States can’t survive Trump’s budget — and Americans will pay for it
The deeply damaging federal budget Congress will consider soon after returning from recess threatens both families and communities by making cuts to crucial federal programs and a sharp retrenchment in funding to states.
That’s a double hit on children, families, working people, students and seniors because when states — which must balance their budgets — face destabilizing federal cuts, they reduce core investments in such programs as K-12 education, child care, community and four-year colleges, as well as health, mental health and social services.
{mosads}In my experience developing budgets and operating human services programs in Massachusetts, New York and D.C., I never dealt with federal cuts of this magnitude. But even in less-dire times, I saw how federal funding can galvanize state commitment to low-income people or throw state budgets and policy commitments into a tailspin, forcing across-the-board cuts.
As Ken Taylor, executive director of the Wisconsin Council on Children and Families, commented on President Trump’s fiscal 2018 budget, a federal cut to state programs is “cumulative, hitting vulnerable children over and over again.”
Legislation to repeal the Affordable Care Act and gut Medicaid threatened such a tailspin. The defeat of this legislative effort — at least for now — was both a huge win for millions of people and a lifesaver for state budgets.
The proposals would have cut state funding by hundreds of billions of dollars, forcing them to choose between slashing healthcare and devastating other parts of their budgets, such as higher education, to avoid the worst healthcare impacts.
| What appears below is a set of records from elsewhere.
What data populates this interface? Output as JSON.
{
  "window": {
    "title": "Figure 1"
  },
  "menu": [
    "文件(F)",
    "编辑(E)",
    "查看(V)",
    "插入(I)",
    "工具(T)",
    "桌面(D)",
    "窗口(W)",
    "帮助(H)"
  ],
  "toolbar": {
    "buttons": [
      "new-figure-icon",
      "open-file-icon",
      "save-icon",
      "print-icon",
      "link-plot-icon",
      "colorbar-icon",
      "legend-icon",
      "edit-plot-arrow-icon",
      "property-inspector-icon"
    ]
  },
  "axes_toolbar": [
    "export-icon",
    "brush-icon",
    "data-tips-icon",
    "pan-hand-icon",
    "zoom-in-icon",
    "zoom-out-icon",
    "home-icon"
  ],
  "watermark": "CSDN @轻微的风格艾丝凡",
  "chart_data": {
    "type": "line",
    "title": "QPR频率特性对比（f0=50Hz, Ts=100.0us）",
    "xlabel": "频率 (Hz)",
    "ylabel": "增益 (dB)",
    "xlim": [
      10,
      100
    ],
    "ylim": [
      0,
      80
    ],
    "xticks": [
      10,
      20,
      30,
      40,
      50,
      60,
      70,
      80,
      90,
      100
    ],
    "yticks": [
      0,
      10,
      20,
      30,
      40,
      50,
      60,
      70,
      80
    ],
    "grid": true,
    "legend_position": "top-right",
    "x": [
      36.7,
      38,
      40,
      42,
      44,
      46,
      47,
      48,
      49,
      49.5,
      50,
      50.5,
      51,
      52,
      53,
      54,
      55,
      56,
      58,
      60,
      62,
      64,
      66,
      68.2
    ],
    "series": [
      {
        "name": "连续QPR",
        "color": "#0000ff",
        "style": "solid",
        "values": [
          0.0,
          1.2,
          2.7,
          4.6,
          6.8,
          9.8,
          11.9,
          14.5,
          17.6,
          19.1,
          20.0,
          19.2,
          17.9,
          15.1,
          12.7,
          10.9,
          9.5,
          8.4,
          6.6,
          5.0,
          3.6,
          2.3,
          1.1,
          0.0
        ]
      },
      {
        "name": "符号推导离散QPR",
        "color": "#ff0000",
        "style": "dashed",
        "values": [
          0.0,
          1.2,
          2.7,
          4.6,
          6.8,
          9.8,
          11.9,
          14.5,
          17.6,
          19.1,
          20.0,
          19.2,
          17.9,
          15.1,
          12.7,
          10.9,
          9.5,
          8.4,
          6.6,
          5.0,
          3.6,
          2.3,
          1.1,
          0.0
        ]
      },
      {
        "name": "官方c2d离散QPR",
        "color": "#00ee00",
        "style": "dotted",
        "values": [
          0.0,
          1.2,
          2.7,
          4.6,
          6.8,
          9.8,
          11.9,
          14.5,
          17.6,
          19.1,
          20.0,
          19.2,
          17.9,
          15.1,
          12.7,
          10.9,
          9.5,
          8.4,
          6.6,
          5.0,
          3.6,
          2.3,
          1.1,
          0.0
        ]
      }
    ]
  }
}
That’s why so many people — from those in higher education to early childhood, as well as state elected officials of both parties — understood their stake and rallied to defeat the repeal efforts.
The same is true for the devastating Congressional budget proposals. They would harm a wide array of Americans through deep cuts, ranging from food assistance to Pell grants and college work-study programs. At the same time, these proposals would throw state budgets into turmoil through cascading cuts that would affect nearly everyone. The lesson from the healthcare fight is that because of this cascade effect, no programs are safe just because they aren’t explicitly targeted — and neither are the people who need those programs.
Let’s break down the specific threats.
The House Budget Committee has already approved a 10-year budget blueprint — expected to be considered by the full House in September — that slashes important programs like Medicaid and the Supplemental Nutrition Assistance Program. Some lawmakers claim this would “empower states.” But it only empowers them to determine whose services to cut off in the face of billions in federal cuts.
On the “non-defense discretionary” side, funding by 2027 would be a remarkable 44 percent below 2010 (adjusted for inflation). That means low-income Americans would lose a lifeline wherever Congress cuts dollars directly — from Head Start, after-school programs, youth programs, workforce training resources, etc. — and again where states eliminate programs or shift funds to fill budget holes. These cuts would free up money to slash taxes for wealthy individuals and corporations.
Also deeply dangerous is the 2018 fiscal appropriations process that must move forward regardless of Congress passing a budget plan, since current spending bills expire on September 30.
The House Appropriations Committee proposal would cut key labor, human services, health and education programs by $5 billion below the 2017 baseline, already sharply down from previous years. Especially hard-hit are Pell grants, job training and employment services as well as refugee programs, among others. All of that is on top of 10-year declines of nearly 40 percent in workforce development programs and 32 percent in career and technical education. With such cuts, states must shrink or eliminate services or absorb the cuts across other programs.
These proposals back-pedal from the federal commitment to families and break faith with state governments, while also doubling down on failed approaches to incarceration, creating a deportation force and building a wall on the Mexican border.
At a time when core American values are at risk from presidential statements that comfort racists and demean Americans of color, immigrants, Muslims, Jews and others, the budget may seem a dry and technical issue. But budgets are, above all, a statement of our nation’s values.
We must all fight proposals to gut the core federal and state programs that help ordinary Americans afford healthcare, work their way through college, feed their families and help their children thrive. These cuts would fundamentally attack the vision of a society where people’s status in life shouldn’t depend on who their parents are.
Olivia Golden is the executive director of the Center for Law and Social Policy, CLASP. Previously, Golden has served as assistant secretary for Children and Families in the U.S. Department of Health and Human Services, director of the D.C. Children and Family Services Agency, New York’s Director of State Operations, and in research and advocacy roles.